Es wäre wünschenswert gewesen, wenn sich in den vergangenen zwei Jahren auch kompetente, verlässliche Vertreter des VANT an gemeinsamen, Ziel führenden Gesprächen zur Fusion beteiligt hätten. Die Chancen die dafür die IG „Thüringer Fischerei“ allen drei Anglerverbänden bot waren groß. Leider wurden sie speziell von den Vertretern des VANT nicht genutzt. 

Dies ist umso unverständlicher, da es am Ende des Weges der Vereinigung der drei Thüringer Anglerverbände keine Verlierer, sondern nur Gewinner geben kann. Als Verlierer werden sich bestenfalls eine Handvoll derer begreifen, die sich heute noch als Hindernis auf dem Weg zur Fusion der Thüringer Angler entgegen stellen.

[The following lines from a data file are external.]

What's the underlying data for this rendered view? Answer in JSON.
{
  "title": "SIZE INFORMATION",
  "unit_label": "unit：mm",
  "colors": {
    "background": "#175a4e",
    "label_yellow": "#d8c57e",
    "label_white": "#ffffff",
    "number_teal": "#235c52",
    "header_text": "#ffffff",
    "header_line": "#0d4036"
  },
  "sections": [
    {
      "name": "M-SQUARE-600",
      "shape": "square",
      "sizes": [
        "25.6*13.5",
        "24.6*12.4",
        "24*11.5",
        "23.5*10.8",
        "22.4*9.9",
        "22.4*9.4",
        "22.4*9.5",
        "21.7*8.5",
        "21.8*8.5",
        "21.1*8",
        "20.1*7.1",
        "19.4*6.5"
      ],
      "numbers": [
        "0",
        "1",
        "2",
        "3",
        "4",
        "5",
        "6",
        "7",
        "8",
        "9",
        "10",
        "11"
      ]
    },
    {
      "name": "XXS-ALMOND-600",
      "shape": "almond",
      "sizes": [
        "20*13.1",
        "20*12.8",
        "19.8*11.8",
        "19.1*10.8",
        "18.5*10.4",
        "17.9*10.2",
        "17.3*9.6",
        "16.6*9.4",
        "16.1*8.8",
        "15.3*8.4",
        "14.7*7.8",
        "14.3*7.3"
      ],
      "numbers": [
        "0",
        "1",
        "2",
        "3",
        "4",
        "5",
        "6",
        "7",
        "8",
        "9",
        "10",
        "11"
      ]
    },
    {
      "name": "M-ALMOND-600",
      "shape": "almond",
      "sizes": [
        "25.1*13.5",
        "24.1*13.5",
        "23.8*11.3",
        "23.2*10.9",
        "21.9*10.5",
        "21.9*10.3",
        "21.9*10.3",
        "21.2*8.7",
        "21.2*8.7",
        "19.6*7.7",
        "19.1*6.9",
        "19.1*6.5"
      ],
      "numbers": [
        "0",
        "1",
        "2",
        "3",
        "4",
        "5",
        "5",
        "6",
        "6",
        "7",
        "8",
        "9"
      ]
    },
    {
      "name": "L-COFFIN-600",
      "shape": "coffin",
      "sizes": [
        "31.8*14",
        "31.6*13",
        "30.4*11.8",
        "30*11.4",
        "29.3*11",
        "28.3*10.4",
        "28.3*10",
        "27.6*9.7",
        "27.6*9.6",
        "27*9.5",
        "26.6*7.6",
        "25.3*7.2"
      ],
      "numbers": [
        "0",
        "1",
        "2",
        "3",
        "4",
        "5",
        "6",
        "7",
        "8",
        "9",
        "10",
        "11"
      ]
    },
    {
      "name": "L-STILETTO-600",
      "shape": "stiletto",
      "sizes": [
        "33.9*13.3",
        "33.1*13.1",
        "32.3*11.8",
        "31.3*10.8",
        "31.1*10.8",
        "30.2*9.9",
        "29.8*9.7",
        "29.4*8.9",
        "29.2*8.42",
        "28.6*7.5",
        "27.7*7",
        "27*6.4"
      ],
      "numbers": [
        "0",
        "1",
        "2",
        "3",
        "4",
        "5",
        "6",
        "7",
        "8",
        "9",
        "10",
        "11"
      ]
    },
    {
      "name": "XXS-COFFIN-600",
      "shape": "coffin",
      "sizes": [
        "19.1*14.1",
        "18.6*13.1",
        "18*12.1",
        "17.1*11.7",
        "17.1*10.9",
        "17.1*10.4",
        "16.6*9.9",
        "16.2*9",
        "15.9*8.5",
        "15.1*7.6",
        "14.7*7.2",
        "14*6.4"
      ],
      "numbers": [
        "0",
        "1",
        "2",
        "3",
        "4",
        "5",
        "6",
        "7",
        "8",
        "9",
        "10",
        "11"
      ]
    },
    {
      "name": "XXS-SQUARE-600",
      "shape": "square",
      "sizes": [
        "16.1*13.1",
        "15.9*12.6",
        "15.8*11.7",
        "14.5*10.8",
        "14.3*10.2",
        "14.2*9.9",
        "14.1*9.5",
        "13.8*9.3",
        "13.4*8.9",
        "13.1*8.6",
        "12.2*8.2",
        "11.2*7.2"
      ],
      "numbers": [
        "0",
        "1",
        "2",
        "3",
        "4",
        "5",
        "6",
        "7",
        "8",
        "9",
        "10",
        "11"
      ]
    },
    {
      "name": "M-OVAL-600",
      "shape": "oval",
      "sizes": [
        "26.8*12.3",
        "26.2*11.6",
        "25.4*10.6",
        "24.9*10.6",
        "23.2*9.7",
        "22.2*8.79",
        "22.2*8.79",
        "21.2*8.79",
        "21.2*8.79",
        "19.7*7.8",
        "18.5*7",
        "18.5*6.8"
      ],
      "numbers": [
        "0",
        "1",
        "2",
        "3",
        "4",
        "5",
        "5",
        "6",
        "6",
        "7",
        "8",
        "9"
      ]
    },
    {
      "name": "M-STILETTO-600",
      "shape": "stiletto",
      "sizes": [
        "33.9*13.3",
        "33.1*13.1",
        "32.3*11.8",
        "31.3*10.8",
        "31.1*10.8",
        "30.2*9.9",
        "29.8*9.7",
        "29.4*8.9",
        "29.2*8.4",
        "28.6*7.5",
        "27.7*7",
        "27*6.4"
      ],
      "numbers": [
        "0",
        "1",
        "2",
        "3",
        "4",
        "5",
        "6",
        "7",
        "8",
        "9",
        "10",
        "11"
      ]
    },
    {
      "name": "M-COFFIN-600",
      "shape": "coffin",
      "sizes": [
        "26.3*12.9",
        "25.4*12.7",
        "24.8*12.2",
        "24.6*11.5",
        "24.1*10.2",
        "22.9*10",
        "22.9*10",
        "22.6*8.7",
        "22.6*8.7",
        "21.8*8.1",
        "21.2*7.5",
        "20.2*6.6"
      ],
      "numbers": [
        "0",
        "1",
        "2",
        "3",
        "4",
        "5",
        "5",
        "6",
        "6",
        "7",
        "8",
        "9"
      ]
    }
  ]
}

Eine wirkliche Alternative zu einem einheitlichen Anglerverband, welcher die Interessen aller Thüringer Angler vertritt, haben wir nicht. 


Dietrich Roese						Hans - Erhard Schiller
Präsident TLAV						Präsident AFVOT

 „Wer zu spät kommt, den bestraft das Leben“

Wollen wir Thüringer Angler und Fischer 
zu spät kommen?


*Welche Vorteile bringt die Einheit der Thüringer Angler in einem Verband? *

-	ist in der Lage sich aktuellen und zukünftigen Aufgaben und Herausforderungen in der Angelfischerei erfolgreicher zu stellen

-	stärkerer Interessenvertreter, Dienstleister und Partner für die Anglervereine 

-	effizienterer Einsatz finanzieller Mittel

-	Schaffung moderner Personalstrukturen in der Angelfischerei

-	Verbesserung der Angelbedingungen für die Mitglieder

-	Einheitliche Informationspolitik nach innen und außen

-	Bündelung der Lobbyarbeit und fachlicher Potenziale

-	stärkere Akzeptanz und geschlossenes Auftreten gegenüber der Verwaltung,  Politik und anderen Verbänden (Gesetzgebung, Kormoran, WRRL, Naturschutz etc.)

-	keine konkurrierenden Pachtangebote für Fischereirechte

-	erfolgreichere Jugendarbeit, Aus- und Fortbildung nach einheitlichen Grundsätzen

-	keine Abwerbung von Vereinen zwischen den Verbänden


Auf Grund zunehmender Probleme in der Angelfischerei ergeben sich zum 
dringend notwendigen Einigungsprozess der Anglerverbände in Thüringen eine Vielzahl von Fragen, welche jeden Angler nachdenklich stimmen sollten. 

20 Jahre Wiedervereinigung und immer noch kein einheitlicher Anglerverband  in Thüringen. – Warum?


Können mehrere Anglerverbände in Thüringen auf Dauer wirklich ein Garant für eine starke Interessenvertretung der Thüringer Anglerschaft sein?


Sind die Bedenken einiger Verbandsfunktionäre vor einem geeinten Anglerverband in Thüringen berechtigt oder nur vorgeschoben?


Braucht die Thüringer Angelfischerei wirklich einen zusätzlichen
5. Verband (Fischereiverband) oder nicht viel dringender die notwendige
Einheit der Angler?


Wollen diejenigen Angelfunktionäre, welche heute noch ihren Mitgliedern einen Fischereiverband als eine erstrebenswerte Zielstellung verkaufen, tatsächlich einen einheitlichen Anglerverband oder arbeiten sie allein an ihrem Machterhalt?


Gibt es sachliche Gründe, welche gegen einen einheitlichen Anglerverband in Thüringen sprechen? Wenn ja, welche?


Der Weg zur Vereinigung der Thüringer Angler führt über einen ehrlichen, verlässlichen und fairen Umgang zwischen den Anglerverbänden!


Informieren alle Verbandsfunktionäre ihre Mitglieder wahrheitsgetreu bzw. diskutieren Sie das Thema der Gründung eines einheitlichen Anglerverbandes in Thüringen mit ihren Vereinen ehrlich und zielorientiert?  


Wer blockiert den Einigungsprozess der Angler in Thüringen tatsächlich? 

Vertreten tatsächlich alle Verbandsfunktionäre die Interessen der Anglerschaft?


----------